OP_Sim <- Simulation(dollar_incentive_min = optimal_price,
dollar_incentive_max = optimal_price)
Simulation_Summary(OP_Sim, by = "total")
## # A tibble: 1 x 8
## Day Total_Impressio~ Surveys_Complet~ Mean_Probability Mean_Incentive
## <chr> <int> <int> <dbl> <dbl>
## 1 30 D~ 37651 1187 3.13 15
## # ... with 3 more variables: Total_Incentive_Cost <dbl>,
## # Mean_Relevance <dbl>, Mean_Response_Quality <dbl>
# SIMULATION PARAMETERS
# Simulation(days = 30,
# daily_impressions=2000,
# mean_relevance = 7.2,
# sd_relevance = .8,
# relevance_filter = 7,
# probability_sd = 0.024,
# cost_sd_rh = 1.75,
# cost_sd_rm = 2,
# cost_sd_rl = 2,
# dollar_incentive_min = 2,
# dollar_incentive_max = 20,
# quality_reduction_slope = -1/25,
# quality_reduction_intercept = 1.4
# )
month <- tibble()
Year <- list()
number_simulations <- 100
Optimal_Incentives <- as.numeric(vector(length = number_simulations))

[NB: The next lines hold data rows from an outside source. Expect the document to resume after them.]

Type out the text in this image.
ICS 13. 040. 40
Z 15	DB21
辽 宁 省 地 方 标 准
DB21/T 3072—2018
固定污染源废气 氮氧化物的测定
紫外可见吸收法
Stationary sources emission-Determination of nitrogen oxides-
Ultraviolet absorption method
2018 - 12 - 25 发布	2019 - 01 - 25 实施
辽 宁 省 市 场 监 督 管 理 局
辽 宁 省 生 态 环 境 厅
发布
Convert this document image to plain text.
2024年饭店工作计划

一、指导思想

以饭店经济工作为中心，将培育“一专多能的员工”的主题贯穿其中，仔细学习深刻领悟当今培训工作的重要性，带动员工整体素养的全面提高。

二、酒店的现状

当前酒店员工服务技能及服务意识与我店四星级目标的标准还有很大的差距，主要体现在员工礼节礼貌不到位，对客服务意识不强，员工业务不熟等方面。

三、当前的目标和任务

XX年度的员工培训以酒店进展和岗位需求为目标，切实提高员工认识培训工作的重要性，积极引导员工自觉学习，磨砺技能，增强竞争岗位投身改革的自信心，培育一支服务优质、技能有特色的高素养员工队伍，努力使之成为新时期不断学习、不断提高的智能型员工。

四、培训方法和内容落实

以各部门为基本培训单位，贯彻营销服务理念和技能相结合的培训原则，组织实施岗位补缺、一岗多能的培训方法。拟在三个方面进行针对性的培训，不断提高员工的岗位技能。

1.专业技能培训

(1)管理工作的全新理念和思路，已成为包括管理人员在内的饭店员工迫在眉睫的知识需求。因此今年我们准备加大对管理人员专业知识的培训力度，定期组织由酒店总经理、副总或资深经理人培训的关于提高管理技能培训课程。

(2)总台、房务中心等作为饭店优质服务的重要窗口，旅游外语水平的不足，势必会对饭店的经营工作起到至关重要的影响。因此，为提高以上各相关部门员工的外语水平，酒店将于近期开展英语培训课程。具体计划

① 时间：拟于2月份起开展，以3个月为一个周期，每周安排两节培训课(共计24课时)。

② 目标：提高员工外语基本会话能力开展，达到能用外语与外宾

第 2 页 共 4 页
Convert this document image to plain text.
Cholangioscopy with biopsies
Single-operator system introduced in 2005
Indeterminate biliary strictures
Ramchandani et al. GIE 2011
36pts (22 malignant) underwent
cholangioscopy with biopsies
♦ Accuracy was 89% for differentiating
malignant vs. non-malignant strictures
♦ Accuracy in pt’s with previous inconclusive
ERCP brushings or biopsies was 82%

for(i in 1:number_simulations){
month <- Simulation()
mean_probs_emp <- month %>%
group_by(Dollar_Incentive) %>%
summarize(mean_prob = mean(Survey_Probability)) %>%
arrange((Dollar_Incentive)) %>%
select(mean_prob)
Year[[i]] <- month %>% Simulation_Summary("total")
inc_func_emp <- function(incentive) {
inc_by_prob = (mean_probs_emp * log(incentive, base = exp(xexp)))
return(max(inc_by_prob))
}
Optimal_Incentives[i] <- which.max(optim(incentive, inc_func_emp)$par)+1
}
OPI <- as.data.frame(table(Optimal_Incentives))
opt <- OPI[which.max(OPI$Freq),"Optimal_Incentives"]
opt <- as.numeric(as.character(opt))
ggplot(as.data.frame(Optimal_Incentives), aes(x=Optimal_Incentives)) +
geom_histogram(aes(y=..density..), colour="black", fill="white", bins = nrow(OPI))+
geom_density(alpha=.2, fill="#FF6666") +
geom_vline(xintercept = opt, color = "blue")
The maximum liklihood optimal point is 13.